Sympathieverluste drohen dem Demokraten durch die Aktion auch bei den unabhängigen Liberalen. Wie Jane Hamsher nun online in ihrem Internet-Blog ausführte hat Barack Obama „seit seiner Amtseinführung ein bemerkenswertes Bestreben an den Tag gelegt, Bushs Verbrechen im Allgemeinen und Bushs Folterregime im Besonderen zu vertuschen. Einigen seiner Anhänger ist das egal.

Aber andere finden, dass er seine Versprechungen von Transparenz verraten hat, die er im Wahlkampf gemacht hat. Der Verdacht wächst, dass er sich zum Komplizen von Verbrechen macht, die er vor der Öffentlichkeit verbergen will." Auch die Menschenrechtsorganisation Human Rights Watch sieht die neue Situation kritisch. Positive Reaktionen kamen hingegen lediglich vom politisch gegnerischen Republikaner-Lager.

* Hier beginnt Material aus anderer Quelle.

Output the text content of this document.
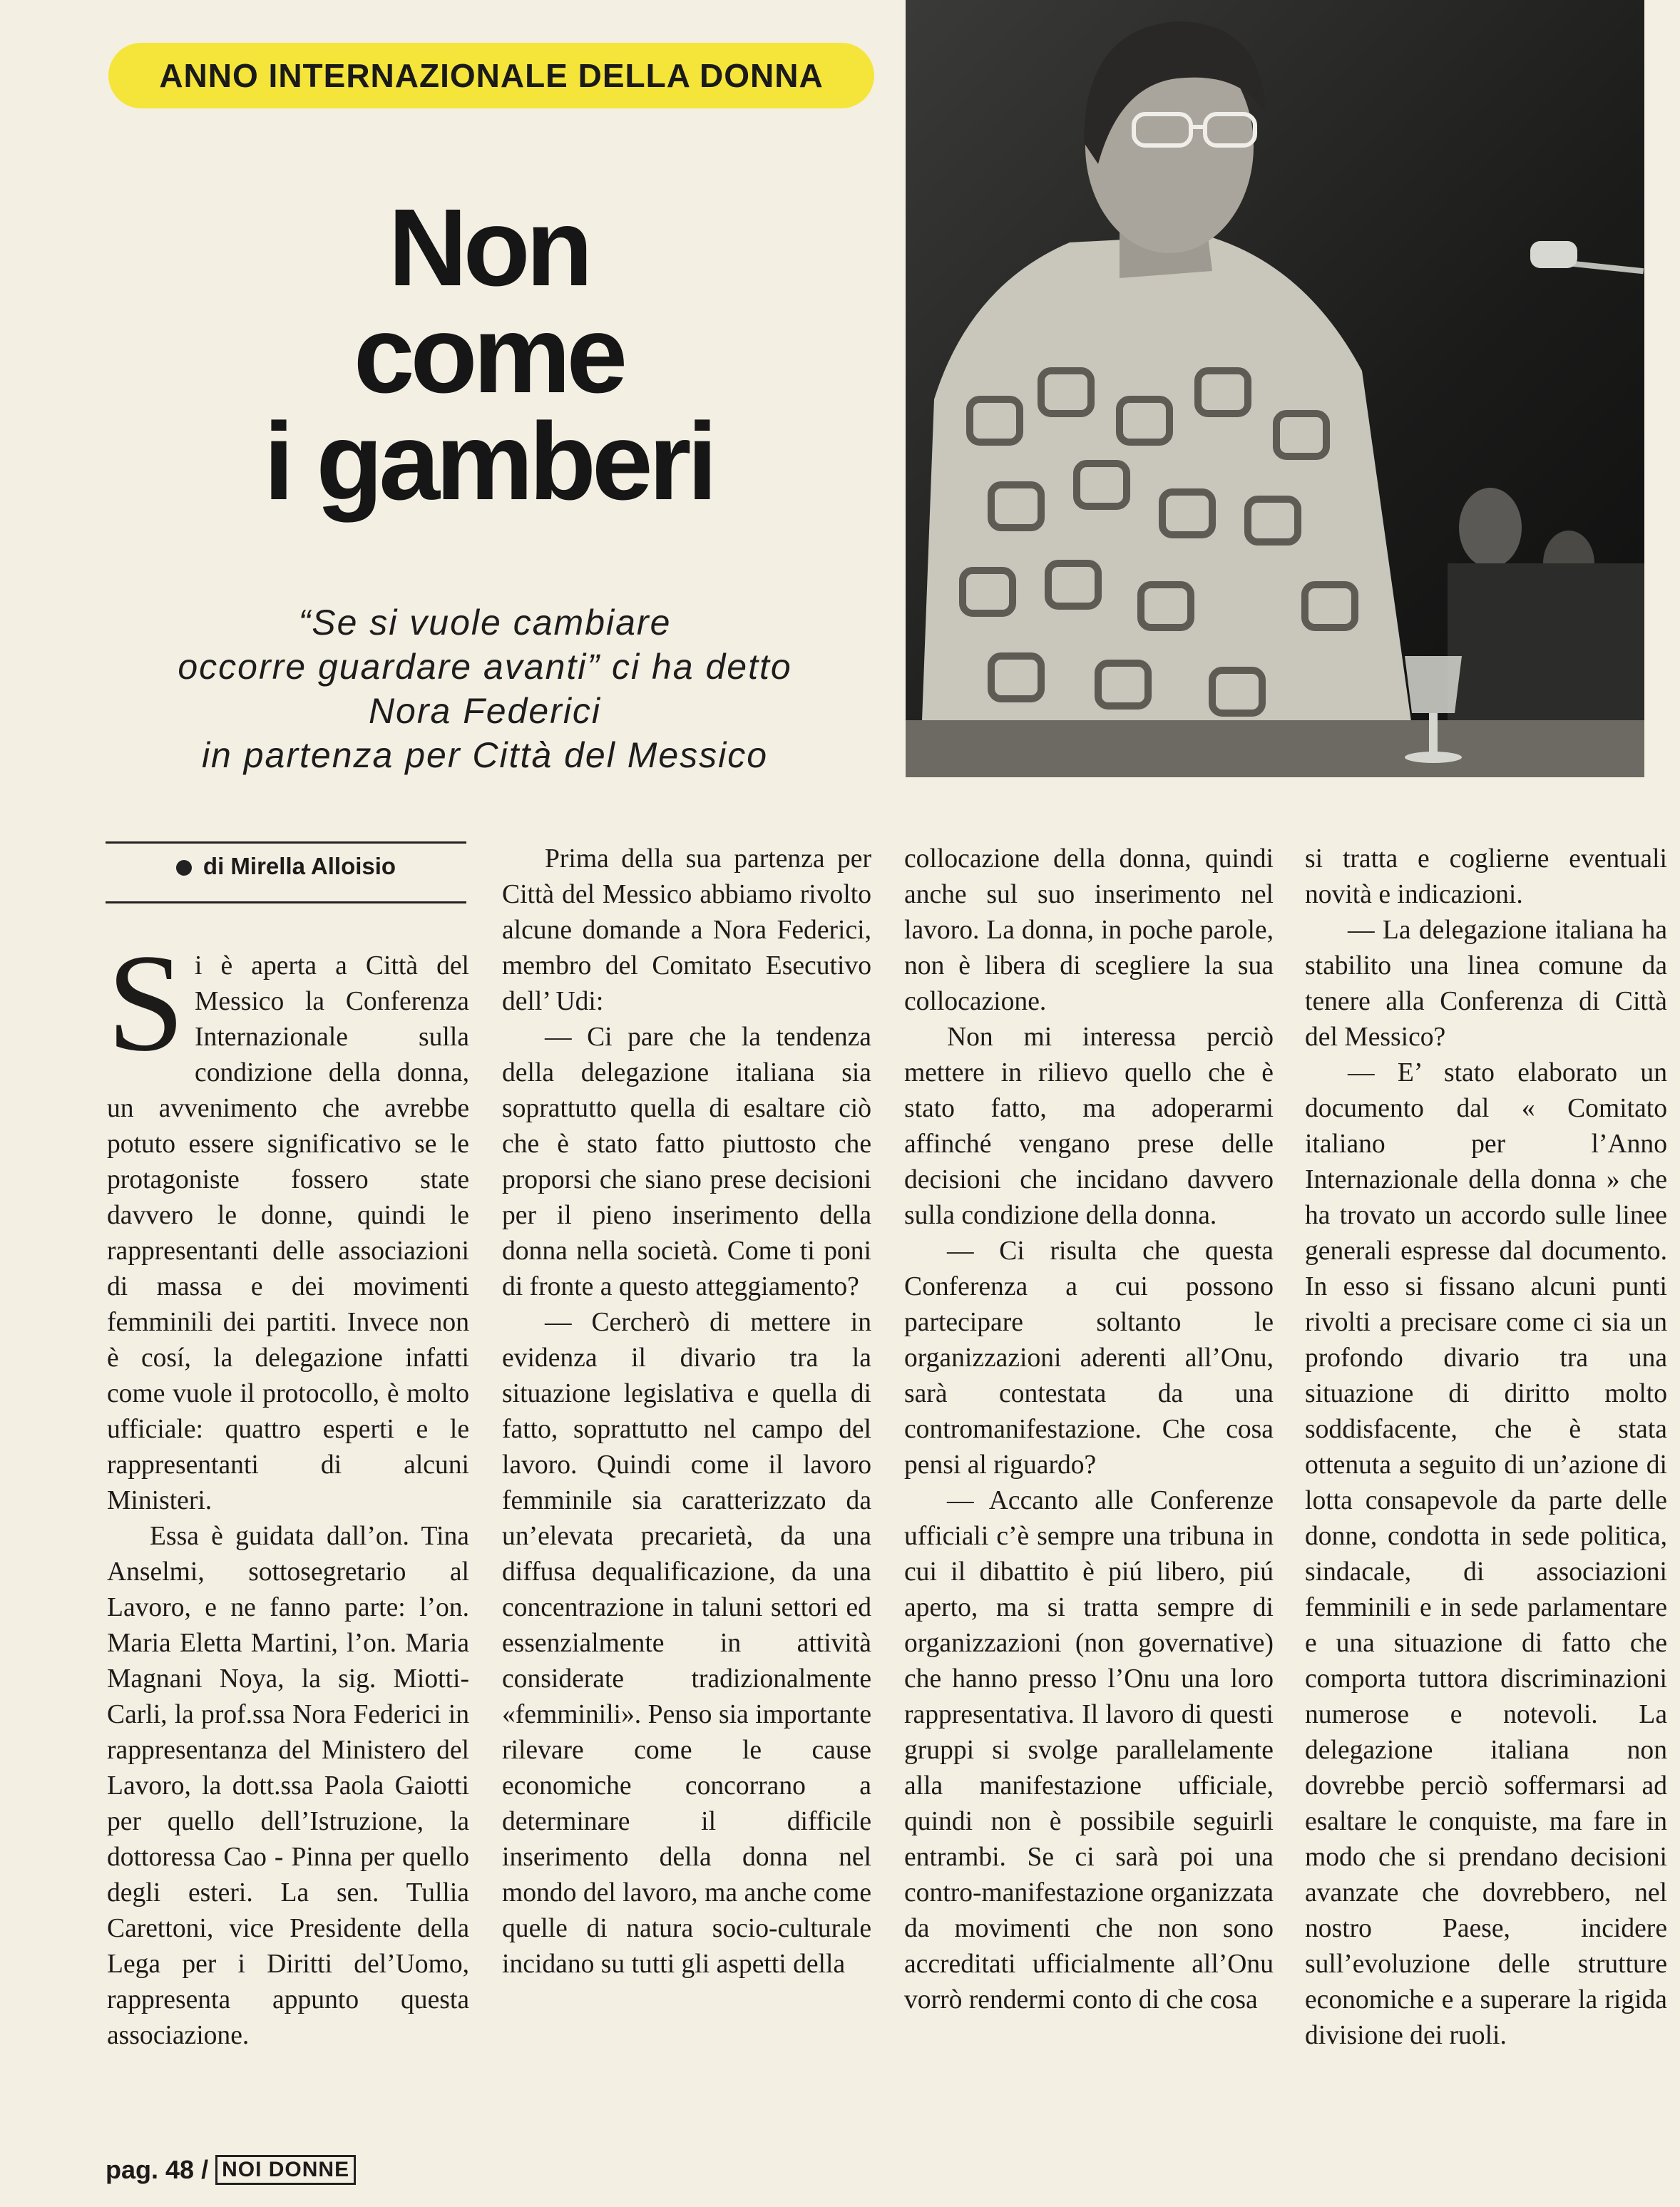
ANNO INTERNAZIONALE DELLA DONNA
Non
come
i gamberi
“Se si vuole cambiare
occorre guardare avanti” ci ha detto
Nora Federici
in partenza per Città del Messico
di Mirella Alloisio

Si è aperta a Città del Messico la Conferenza Internazionale sulla condizione della donna, un avvenimento che avrebbe potuto essere significativo se le protagoniste fossero state davvero le donne, quindi le rappresentanti delle associazioni di massa e dei movimenti femminili dei partiti. Invece non è cosí, la delegazione infatti come vuole il protocollo, è molto ufficiale: quattro esperti e le rappresentanti di alcuni Ministeri.

Essa è guidata dall’on. Tina Anselmi, sottosegretario al Lavoro, e ne fanno parte: l’on. Maria Eletta Martini, l’on. Maria Magnani Noya, la sig. Miotti-Carli, la prof.ssa Nora Federici in rappresentanza del Ministero del Lavoro, la dott.ssa Paola Gaiotti per quello dell’Istruzione, la dottoressa Cao - Pinna per quello degli esteri. La sen. Tullia Carettoni, vice Presidente della Lega per i Diritti del’Uomo, rappresenta appunto questa associazione.

Prima della sua partenza per Città del Messico abbiamo rivolto alcune domande a Nora Federici, membro del Comitato Esecutivo dell’ Udi:

— Ci pare che la tendenza della delegazione italiana sia soprattutto quella di esaltare ciò che è stato fatto piuttosto che proporsi che siano prese decisioni per il pieno inserimento della donna nella società. Come ti poni di fronte a questo atteggiamento?

— Cercherò di mettere in evidenza il divario tra la situazione legislativa e quella di fatto, soprattutto nel campo del lavoro. Quindi come il lavoro femminile sia caratterizzato da un’elevata precarietà, da una diffusa dequalificazione, da una concentrazione in taluni settori ed essenzialmente in attività considerate tradizionalmente «femminili». Penso sia importante rilevare come le cause economiche concorrano a determinare il difficile inserimento della donna nel mondo del lavoro, ma anche come quelle di natura socio-culturale incidano su tutti gli aspetti della

collocazione della donna, quindi anche sul suo inserimento nel lavoro. La donna, in poche parole, non è libera di scegliere la sua collocazione.

Non mi interessa perciò mettere in rilievo quello che è stato fatto, ma adoperarmi affinché vengano prese delle decisioni che incidano davvero sulla condizione della donna.

— Ci risulta che questa Conferenza a cui possono partecipare soltanto le organizzazioni aderenti all’Onu, sarà contestata da una contromanifestazione. Che cosa pensi al riguardo?

— Accanto alle Conferenze ufficiali c’è sempre una tribuna in cui il dibattito è piú libero, piú aperto, ma si tratta sempre di organizzazioni (non governative) che hanno presso l’Onu una loro rappresentativa. Il lavoro di questi gruppi si svolge parallelamente alla manifestazione ufficiale, quindi non è possibile seguirli entrambi. Se ci sarà poi una contro-manifestazione organizzata da movimenti che non sono accreditati ufficialmente all’Onu vorrò rendermi conto di che cosa

si tratta e coglierne eventuali novità e indicazioni.

— La delegazione italiana ha stabilito una linea comune da tenere alla Conferenza di Città del Messico?

— E’ stato elaborato un documento dal « Comitato italiano per l’Anno Internazionale della donna » che ha trovato un accordo sulle linee generali espresse dal documento. In esso si fissano alcuni punti rivolti a precisare come ci sia un profondo divario tra una situazione di diritto molto soddisfacente, che è stata ottenuta a seguito di un’azione di lotta consapevole da parte delle donne, condotta in sede politica, sindacale, di associazioni femminili e in sede parlamentare e una situazione di fatto che comporta tuttora discriminazioni numerose e notevoli. La delegazione italiana non dovrebbe perciò soffermarsi ad esaltare le conquiste, ma fare in modo che si prendano decisioni avanzate che dovrebbero, nel nostro Paese, incidere sull’evoluzione delle strutture economiche e a superare la rigida divisione dei ruoli.

pag. 48 / NOI DONNE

Bereits vor fünf Jahren setzte weltweites Entsetzten ein, als im Jahre 2004 die ersten Bilder von US-amerikanischen Wärtern des Abu-Ghraib-Gefängnisses veröffentlicht wurden, die sie dabei zeigten wie sie Inhaftierte sexuelle demütigen und foltern. Sinnbilder dieser Entgleisungen sind besonders zwei Fotos geworden: Die menschliche Pyramide mit nackten Häftlingen oder der an der Hundeleine geführte Gefangene.